Bayern Monachium pokonał 8:2 FC Barcelonę w ćwierćfinale Ligi Mistrzów! 8:2! Mistrzowie Niemiec w nieprawdopodobnym stylu awansowali do półfinału rozgrywek!

Była 63. minuta meczu, gdy Alphonso Davies ośmieszył na lewej stronie Nelsona Semedo, wpadł w pole karne Barcelony i wyłożył piłkę Joshule Kimmichowi na pustą bramkę. Gol na 5:2 dla Bayernu Monachium jest najlepszym podsumowaniem tego, co zobaczyliśmy w piątkowy wieczór w Lizbonie. Mistrzowie Niemiec zdeklasowali, rozbili, zmiażdżyli wicemistrzów Hiszpanii. Zdeklasowali ich z uśmiechem na ustach, bawiąc się futbolem, tworząc liczbę dogodnych sytuacji, która .pozwoliłaby im na zdobycie nawet i 10 bramek. To był popis kosmicznego futbolu, na który Barcelona nie była w stanie odpowiedzieć i poniosła największą klęskę w historii Ligi Mistrzów.

Zobacz wideo Lewandowski zaczyna turniej finałowy Ligi Mistrzów [SEKCJA PIŁKARSKA #58]

Bayern rozbił, zmiażdżył, zdeklasował Barcelonę!

O tym, że w Lizbonie zobaczymy szalony mecz, świadczyło już pierwszych 10 minut. Był to też czas, w którym spotkanie było najbardziej wyrównane. Bayern prowadzenie objął już w 4. minucie. Thomas Mueller zagrał do Roberta Lewandowskiego, Polak zgrał piłkę Niemcowi, który płaskim uderzeniem pokonał Marca-Andre ter Stegena. 

Mistrzowie Niemiec z prowadzenia cieszyli się jednak raptem trzy minuty. Barcelona odpowiedziała szybkim kontratakiem: z lewej strony do środka zagrał Jordi Alba, a podanie niefortunnie przeciął Jerome Boateng, który zaskoczył Manuela Neuera, lobując go. Chwilę później Barcelona mogła prowadzić 2:1. Mogła, ale najpierw w sytuacji sam na sam gola nie strzelił Luis Suarez, a chwilę później wrzutka Lionela Messiego zatrzymała się na słupku.

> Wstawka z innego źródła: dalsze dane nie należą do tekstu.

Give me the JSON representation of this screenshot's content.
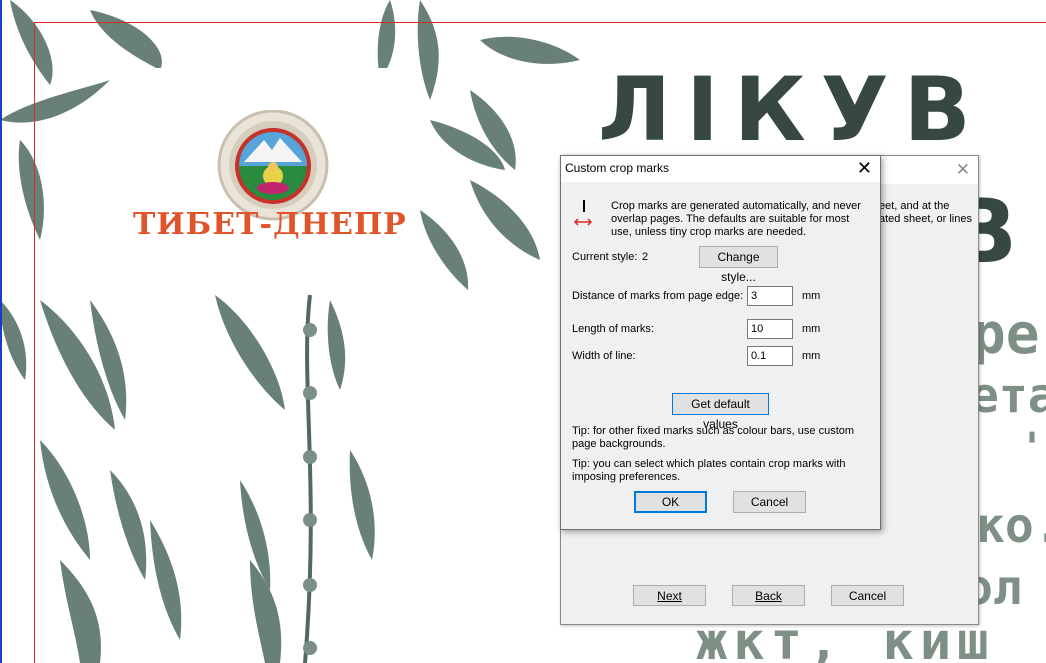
{
  "document": {
    "logo_text": "ТИБЕТ-ДНЕПР",
    "headline_line1": "ЛІКУВ",
    "headline_line2": "В",
    "body_fragments": [
      "ре",
      "ета",
      "'",
      ", ",
      "ко.",
      "ол",
      "жкт, киш"
    ]
  },
  "wizard": {
    "partial_text": [
      "eet, and at the",
      "ated sheet, or lines"
    ],
    "next_label": "Next",
    "back_label": "Back",
    "cancel_label": "Cancel"
  },
  "dialog": {
    "title": "Custom crop marks",
    "info_text": "Crop marks are generated automatically, and never overlap pages. The defaults are suitable for most use, unless tiny crop marks are needed.",
    "current_style_label": "Current style:",
    "current_style_value": "2",
    "change_style_label": "Change style...",
    "distance_label": "Distance of marks from page edge:",
    "distance_value": "3",
    "length_label": "Length of marks:",
    "length_value": "10",
    "width_label": "Width of line:",
    "width_value": "0.1",
    "unit": "mm",
    "default_values_label": "Get default values",
    "tip1": "Tip: for other fixed marks such as colour bars, use custom page backgrounds.",
    "tip2": "Tip: you can select which plates contain crop marks with imposing preferences.",
    "ok_label": "OK",
    "cancel_label": "Cancel"
  },
  "colors": {
    "leaf": "#4f6a60",
    "headline": "#364840",
    "body_text": "#7e8f85",
    "logo": "#e0542a",
    "margin_guide": "#d62b2b",
    "focus": "#0078d7"
  },
  "icons": [
    "crop-marks-icon",
    "close-icon",
    "leaf-illustration",
    "tibet-dnepr-emblem-icon"
  ]
}
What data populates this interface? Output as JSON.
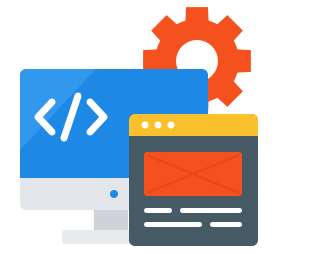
{
  "illustration": {
    "subject": "web-development-icon",
    "colors": {
      "gear": "#F4511E",
      "monitor_screen": "#1E88E5",
      "monitor_screen_highlight": "#42A5F5",
      "monitor_chin": "#E3E6EA",
      "monitor_stand": "#CFD3D8",
      "monitor_base": "#E8EBEE",
      "code_symbol": "#FFFFFF",
      "browser_header": "#FBC02D",
      "browser_body": "#455A64",
      "browser_dots": "#FFFFFF",
      "browser_banner": "#F4511E",
      "browser_banner_lines": "#E64A19",
      "browser_text_lines": "#FFFFFF",
      "camera_dot": "#1E88E5"
    },
    "icons": [
      "gear-icon",
      "monitor-icon",
      "code-icon",
      "browser-window-icon"
    ]
  }
}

Kolejne minuty to bitwa na pressing z obu stron. Zwycięsko z niej wyszedł Bayern, który w 22. minucie objął prowadzenie. Piłkę na własnej połowie na rzecz Serge'a Gnabry'ego stracił Sergi Roberto, a Niemiec szybko podał ją do Perisicia. Chorwat wpadł w pole karne Barcelony i chociaż miał ostry kąt, a w lepszej sytuacji znajdowali się Lewandowski i Mueller, to oddał strzał, który zaskoczył ter Stegena. 

Był to początek dziewięciu minut, które wstrząsnęło Barceloną. Sześć minut później Bayern prowadził już dwoma golami. Po ładnym zagraniu Leona Goretzki bramkę zdobył Gnabry. W 31. minucie na 4:1 podwyższył Mueller, który wykorzystał dośrodkowanie Kimmicha z prawej strony.

Lewandowski strzelił, Coutinho dobił Barcelonę

12 minut po przerwie nadzieję Barcelonie dał Luis Suarez. Urugwajczyk spokojnie ograł Jerome'a Boatenga i uderzeniem w dalszy róg pokonał Neuera. Kilka chwil później do bramki Katalończyków trafił jednak Kimmich i było po meczu.

Meczu, który Bayern wygrał 8:2. W 82. minucie z lewej strony zagrał Philippe Coutinho, a 14. gola w tym sezonie LM strzelił Lewandowski. Polak pewnie wykończył podanie uderzeniem głową. Chwilę później Brazylijczyk sam wykończył podanie Muellera, ustalając wynik spotkania. Ale Coutinho było mało. Na minutę przed końcem wypożyczony z Barcelony pomocnik strzelił drugiego gola, wykorzystując podanie Lucasa Hernandeza.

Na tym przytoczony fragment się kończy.